15 - Mobiliser le monde de l’entreprise et les partenaires sociaux gestionnaires des Organismes Paritaires Collecteurs Agréés (OPCA) afin que soient proposées des formations linguistiques et de remise à niveau à l’égard des salariés. Développer, dans cet esprit,  les accords-cadres entre les OPCA, l’ANLCI, les branches professionnelles et les négociations collectives interprofessionnelles de branche ou d’entreprise. Veiller à ce que les organismes de formation proposent des pédagogies individualisées et différenciées, en lien avec les métiers exercés.
 

CONCLUSION
Maintenir une politique de prévention et de  lutte contre l’illettrisme et l’analphabétisme est essentiel à la cohésion sociale, à l’intégration sociale et au respect des valeurs républicaines.
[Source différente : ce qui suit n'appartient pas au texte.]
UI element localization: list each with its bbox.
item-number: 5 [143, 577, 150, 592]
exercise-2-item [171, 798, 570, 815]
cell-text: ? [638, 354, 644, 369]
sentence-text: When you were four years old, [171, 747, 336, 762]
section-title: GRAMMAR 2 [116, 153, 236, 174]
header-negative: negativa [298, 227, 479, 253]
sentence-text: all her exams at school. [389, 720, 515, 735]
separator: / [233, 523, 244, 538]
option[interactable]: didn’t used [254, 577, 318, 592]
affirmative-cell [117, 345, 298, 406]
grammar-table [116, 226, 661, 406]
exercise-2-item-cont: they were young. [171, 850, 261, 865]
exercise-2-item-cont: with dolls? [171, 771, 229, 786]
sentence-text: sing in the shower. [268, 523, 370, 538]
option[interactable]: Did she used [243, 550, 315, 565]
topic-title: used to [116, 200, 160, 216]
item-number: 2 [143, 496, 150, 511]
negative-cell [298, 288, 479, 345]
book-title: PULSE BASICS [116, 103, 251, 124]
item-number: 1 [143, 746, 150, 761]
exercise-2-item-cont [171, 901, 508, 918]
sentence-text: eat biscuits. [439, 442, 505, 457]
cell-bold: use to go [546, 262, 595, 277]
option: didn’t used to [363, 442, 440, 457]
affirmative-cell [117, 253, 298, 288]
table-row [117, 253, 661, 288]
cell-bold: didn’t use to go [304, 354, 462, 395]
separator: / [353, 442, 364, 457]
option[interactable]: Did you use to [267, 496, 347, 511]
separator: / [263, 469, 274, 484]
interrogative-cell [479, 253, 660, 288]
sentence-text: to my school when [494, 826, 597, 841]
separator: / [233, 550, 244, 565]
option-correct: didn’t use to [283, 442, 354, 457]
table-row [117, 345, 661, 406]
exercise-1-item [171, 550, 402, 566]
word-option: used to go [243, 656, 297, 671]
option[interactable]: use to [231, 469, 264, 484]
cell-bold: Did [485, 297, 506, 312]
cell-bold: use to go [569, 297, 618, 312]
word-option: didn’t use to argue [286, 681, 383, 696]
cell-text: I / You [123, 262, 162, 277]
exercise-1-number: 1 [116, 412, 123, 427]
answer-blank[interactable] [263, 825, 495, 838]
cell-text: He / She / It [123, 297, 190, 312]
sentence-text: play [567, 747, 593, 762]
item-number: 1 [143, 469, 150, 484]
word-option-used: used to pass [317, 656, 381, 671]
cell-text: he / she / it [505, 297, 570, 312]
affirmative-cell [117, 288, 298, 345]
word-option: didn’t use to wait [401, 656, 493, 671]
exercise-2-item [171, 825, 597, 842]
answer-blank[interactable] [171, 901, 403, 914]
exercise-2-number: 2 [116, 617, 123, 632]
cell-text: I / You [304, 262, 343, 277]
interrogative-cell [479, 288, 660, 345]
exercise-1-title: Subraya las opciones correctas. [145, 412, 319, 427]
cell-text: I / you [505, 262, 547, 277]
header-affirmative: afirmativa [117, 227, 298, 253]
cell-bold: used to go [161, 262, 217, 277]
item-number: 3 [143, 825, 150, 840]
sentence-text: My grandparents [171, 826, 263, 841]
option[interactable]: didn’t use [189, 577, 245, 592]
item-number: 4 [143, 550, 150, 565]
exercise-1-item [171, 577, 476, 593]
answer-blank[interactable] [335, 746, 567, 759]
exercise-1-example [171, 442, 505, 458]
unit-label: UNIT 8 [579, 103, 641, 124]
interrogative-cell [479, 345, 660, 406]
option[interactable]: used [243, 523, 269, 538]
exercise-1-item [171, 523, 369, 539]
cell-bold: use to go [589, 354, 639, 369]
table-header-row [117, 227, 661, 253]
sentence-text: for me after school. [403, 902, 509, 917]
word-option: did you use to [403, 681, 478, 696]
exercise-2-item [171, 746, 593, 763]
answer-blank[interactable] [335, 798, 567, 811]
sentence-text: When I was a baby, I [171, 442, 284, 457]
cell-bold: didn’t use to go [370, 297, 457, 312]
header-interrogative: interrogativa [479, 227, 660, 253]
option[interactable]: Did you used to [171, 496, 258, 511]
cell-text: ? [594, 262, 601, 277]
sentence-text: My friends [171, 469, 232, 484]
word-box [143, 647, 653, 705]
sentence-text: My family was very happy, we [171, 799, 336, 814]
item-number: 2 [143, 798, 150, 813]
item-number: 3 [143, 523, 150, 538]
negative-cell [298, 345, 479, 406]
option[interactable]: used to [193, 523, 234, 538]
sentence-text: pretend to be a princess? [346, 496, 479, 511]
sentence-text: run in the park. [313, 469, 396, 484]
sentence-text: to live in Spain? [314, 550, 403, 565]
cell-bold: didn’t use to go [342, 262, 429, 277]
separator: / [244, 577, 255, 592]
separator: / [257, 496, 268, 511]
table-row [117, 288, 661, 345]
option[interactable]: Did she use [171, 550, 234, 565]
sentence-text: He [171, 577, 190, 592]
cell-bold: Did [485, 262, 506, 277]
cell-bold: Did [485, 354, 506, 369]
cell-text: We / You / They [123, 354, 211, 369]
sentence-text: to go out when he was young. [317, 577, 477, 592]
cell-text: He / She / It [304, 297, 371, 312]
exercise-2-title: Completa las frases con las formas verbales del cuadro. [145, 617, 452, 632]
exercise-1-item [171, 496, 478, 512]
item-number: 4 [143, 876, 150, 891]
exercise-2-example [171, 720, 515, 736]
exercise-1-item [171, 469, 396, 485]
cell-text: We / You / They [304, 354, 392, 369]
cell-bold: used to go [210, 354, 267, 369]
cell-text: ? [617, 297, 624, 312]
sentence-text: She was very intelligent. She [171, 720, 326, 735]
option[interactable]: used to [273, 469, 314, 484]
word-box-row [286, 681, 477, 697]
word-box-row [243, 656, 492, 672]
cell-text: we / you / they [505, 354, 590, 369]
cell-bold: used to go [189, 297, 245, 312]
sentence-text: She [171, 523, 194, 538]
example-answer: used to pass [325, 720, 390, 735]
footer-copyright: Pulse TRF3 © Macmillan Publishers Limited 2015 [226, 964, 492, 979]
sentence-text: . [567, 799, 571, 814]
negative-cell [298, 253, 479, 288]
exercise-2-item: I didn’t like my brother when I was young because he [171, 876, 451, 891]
La maîtrise de la langue française permet l’accès à la connaissance, à l’autonomie et à l’émancipation des individus.


Chiffres-clés - sur les 305 000 individus concernés en PACA :
→ 50% occupent un emploi,
→ 52 % ont été scolarisés en France et sont en situation d’illettrisme,
→ 34 % ont fait leur première scolarité à l’étranger,
→ 14 % n’ont jamais été scolarisés et sont analphabètes,
→ 50 % de ces personnes vivent en milieu rural.